Yes, this is the single most common sequencing mistake we see. Destroyer is a drilling tool, not a teaching tool, so opening it before you know the underlying concepts turns every question into a slow, frustrating lookup session instead of a fast pattern-recognition rep.

How many months before the DAT should I start Destroyer?

There's no universal month count because it depends on how long your content review takes, not the calendar. The real trigger is finishing a baseline content pass and a diagnostic practice test, which for most students lands somewhere in the middle third of their overall study timeline.

Can I use DAT Destroyer as my first resource instead of a course or textbook?

You can, but most students who try this end up re-reading solutions like a textbook anyway, just less efficiently, because Destroyer's explanations assume you already have the framework. It's built to drill knowledge you have, not install knowledge you don't.

What happens if I start Destroyer too early?
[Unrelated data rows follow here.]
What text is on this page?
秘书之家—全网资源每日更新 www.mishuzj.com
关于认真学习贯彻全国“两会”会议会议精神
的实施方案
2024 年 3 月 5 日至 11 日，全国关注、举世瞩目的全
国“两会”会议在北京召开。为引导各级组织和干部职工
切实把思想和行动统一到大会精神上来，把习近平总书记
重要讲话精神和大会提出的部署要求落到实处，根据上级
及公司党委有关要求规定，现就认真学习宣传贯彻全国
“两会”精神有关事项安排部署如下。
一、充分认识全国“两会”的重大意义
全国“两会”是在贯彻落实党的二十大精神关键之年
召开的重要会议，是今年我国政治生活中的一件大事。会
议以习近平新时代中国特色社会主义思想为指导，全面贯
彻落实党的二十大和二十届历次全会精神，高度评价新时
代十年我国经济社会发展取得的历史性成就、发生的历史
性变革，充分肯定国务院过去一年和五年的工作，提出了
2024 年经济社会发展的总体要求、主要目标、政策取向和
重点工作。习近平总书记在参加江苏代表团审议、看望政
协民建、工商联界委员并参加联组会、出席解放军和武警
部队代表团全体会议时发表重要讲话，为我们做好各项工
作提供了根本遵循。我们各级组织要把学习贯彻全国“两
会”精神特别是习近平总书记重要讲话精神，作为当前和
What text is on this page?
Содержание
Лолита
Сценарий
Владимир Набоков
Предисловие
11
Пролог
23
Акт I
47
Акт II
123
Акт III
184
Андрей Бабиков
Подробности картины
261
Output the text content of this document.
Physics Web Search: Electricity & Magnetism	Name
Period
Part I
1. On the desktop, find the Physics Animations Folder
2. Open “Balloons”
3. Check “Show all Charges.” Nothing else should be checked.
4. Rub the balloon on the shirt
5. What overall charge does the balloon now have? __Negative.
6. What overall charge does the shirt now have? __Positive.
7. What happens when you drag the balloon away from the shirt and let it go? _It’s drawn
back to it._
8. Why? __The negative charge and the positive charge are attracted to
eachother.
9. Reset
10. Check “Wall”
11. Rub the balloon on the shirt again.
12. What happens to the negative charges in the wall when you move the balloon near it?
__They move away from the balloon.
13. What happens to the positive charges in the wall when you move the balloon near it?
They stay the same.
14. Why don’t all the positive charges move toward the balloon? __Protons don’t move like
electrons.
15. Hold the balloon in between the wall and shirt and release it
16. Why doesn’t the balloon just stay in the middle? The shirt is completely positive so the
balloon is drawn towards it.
You burn hours on volume before you know which subjects need it, you get discouraged by missing questions on material you haven't reviewed yet, and you risk running out of fresh Destroyer questions before test day arrives. All three problems are avoidable by sequencing content review and a diagnostic test first.

Should I do full-length practice tests before or after DAT Destroyer?

Take at least one full-length, DAT-format practice test before you touch Destroyer, and keep taking them throughout your Destroyer phase. The test tells you which subjects are actually weak so you drill Destroyer where it counts instead of grinding every section equally.